# Carnivale



## goneferal (Sep 8, 2010)

Today I get to dress up. How cool is that. I made two Day of the Dead masks for me and K to wear to the party. I get to cram myself into a corset in 45 minutes. Should be fun.


----------



## RoxyBlue (Oct 6, 2008)

I love those masks - very striking!

Wearing a corset = not my idea of a good time


----------



## Sawtooth Jack (Apr 9, 2011)

Hopefully the weather isn't too hot! The masks look great, the flowers on the one on the right are wonderful.


----------



## Spooky1 (Aug 25, 2008)

The masks are beautiful.


----------



## jaege (Aug 23, 2009)

Cool masks. So where is the pic of you crammed into a corset?


----------



## goneferal (Sep 8, 2010)

I never got a good one. We got a bit camera shy as we were only two of the very few that actually dressed up. if a decent one turns up, I'll post it. It was fun to see kids reactions to our masks.


----------



## MorbidMariah (Mar 28, 2009)

Beautiful, goneferal. I love Dia de los Muertos!


----------



## debbie5 (Mar 2, 2007)

jaege said:


> cool masks. So where is the pic of you crammed into a corset?


lol!


----------



## Stinky Pete (May 2, 2011)

goneferal said:


> I never got a good one. We got a bit camera shy as we were only two of the very few that actually dressed up. if a decent one turns up, I'll post it. It was fun to see kids reactions to our masks.

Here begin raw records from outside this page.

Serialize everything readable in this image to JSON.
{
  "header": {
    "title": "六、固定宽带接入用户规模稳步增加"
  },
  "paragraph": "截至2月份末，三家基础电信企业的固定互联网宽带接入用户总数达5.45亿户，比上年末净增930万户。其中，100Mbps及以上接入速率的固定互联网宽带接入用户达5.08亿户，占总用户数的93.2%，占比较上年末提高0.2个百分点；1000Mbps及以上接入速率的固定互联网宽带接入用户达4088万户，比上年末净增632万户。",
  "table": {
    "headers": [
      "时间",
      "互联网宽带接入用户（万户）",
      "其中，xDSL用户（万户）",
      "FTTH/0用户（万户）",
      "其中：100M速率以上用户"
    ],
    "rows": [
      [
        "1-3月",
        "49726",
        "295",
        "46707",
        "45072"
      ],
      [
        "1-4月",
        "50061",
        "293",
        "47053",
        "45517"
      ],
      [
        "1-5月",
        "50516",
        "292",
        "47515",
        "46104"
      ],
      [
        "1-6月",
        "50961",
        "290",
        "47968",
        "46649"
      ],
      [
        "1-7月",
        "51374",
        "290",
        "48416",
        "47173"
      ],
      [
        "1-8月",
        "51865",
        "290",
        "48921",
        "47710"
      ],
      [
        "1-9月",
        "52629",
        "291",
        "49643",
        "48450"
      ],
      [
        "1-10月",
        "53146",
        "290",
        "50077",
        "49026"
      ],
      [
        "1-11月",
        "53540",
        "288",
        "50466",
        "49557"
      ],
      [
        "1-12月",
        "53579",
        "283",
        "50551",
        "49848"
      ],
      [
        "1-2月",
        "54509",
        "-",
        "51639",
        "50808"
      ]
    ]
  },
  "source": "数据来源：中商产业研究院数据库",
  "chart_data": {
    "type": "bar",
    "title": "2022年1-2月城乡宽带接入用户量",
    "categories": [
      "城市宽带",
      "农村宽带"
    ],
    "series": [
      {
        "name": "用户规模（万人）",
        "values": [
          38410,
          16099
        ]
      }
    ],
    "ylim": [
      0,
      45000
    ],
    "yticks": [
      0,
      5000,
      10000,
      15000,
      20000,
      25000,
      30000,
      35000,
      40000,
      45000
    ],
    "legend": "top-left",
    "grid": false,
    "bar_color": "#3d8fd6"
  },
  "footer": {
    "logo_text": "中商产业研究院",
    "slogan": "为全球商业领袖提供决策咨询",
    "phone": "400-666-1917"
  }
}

Those are great masks! The quote above reminded me of something that I hadn't thought about in a long time, I hope you don't mind if I hijack this thread for a minute to tell a story...

Way back in the mid-eighties, right after college, my future wife and best friend worked for a large "energy" company here in northern California. You know, the ones that sell the $4+ a gallon liquid you put in your car. They were invited to a Halloween costume party and convinced me to join them waring my wife's waitress outfit complete with stockings, apron, wig and little hat. My mustache did not add to the authenticity, but I wasn't about to shave it! Anyway, we got there, and NO ONE was waring a costume! There were a few cowboy hats, but they were on people from Texas, so that doesn't count. Most of the people were from out of state (not that there's anything wrong with that) but I had the distinct feeling they were trying to decide if I was waring a costume, or that was the real me. Luckily there was plenty of beer and I made it through the night. Thanks for letting me share a funny memory.


----------



## Dixie (Feb 18, 2009)

I just wanted to add MY opinion. 45 minutes in a corset = good time. 1 hour is definitely pushing it. (Haha, I said "pushing it". Hmm, must only be funny at 2am.) hehehe


----------



## goneferal (Sep 8, 2010)

Good one Dixie. I went about a total of 2 hrs. It wasn't too bad actually. I had great posture!


----------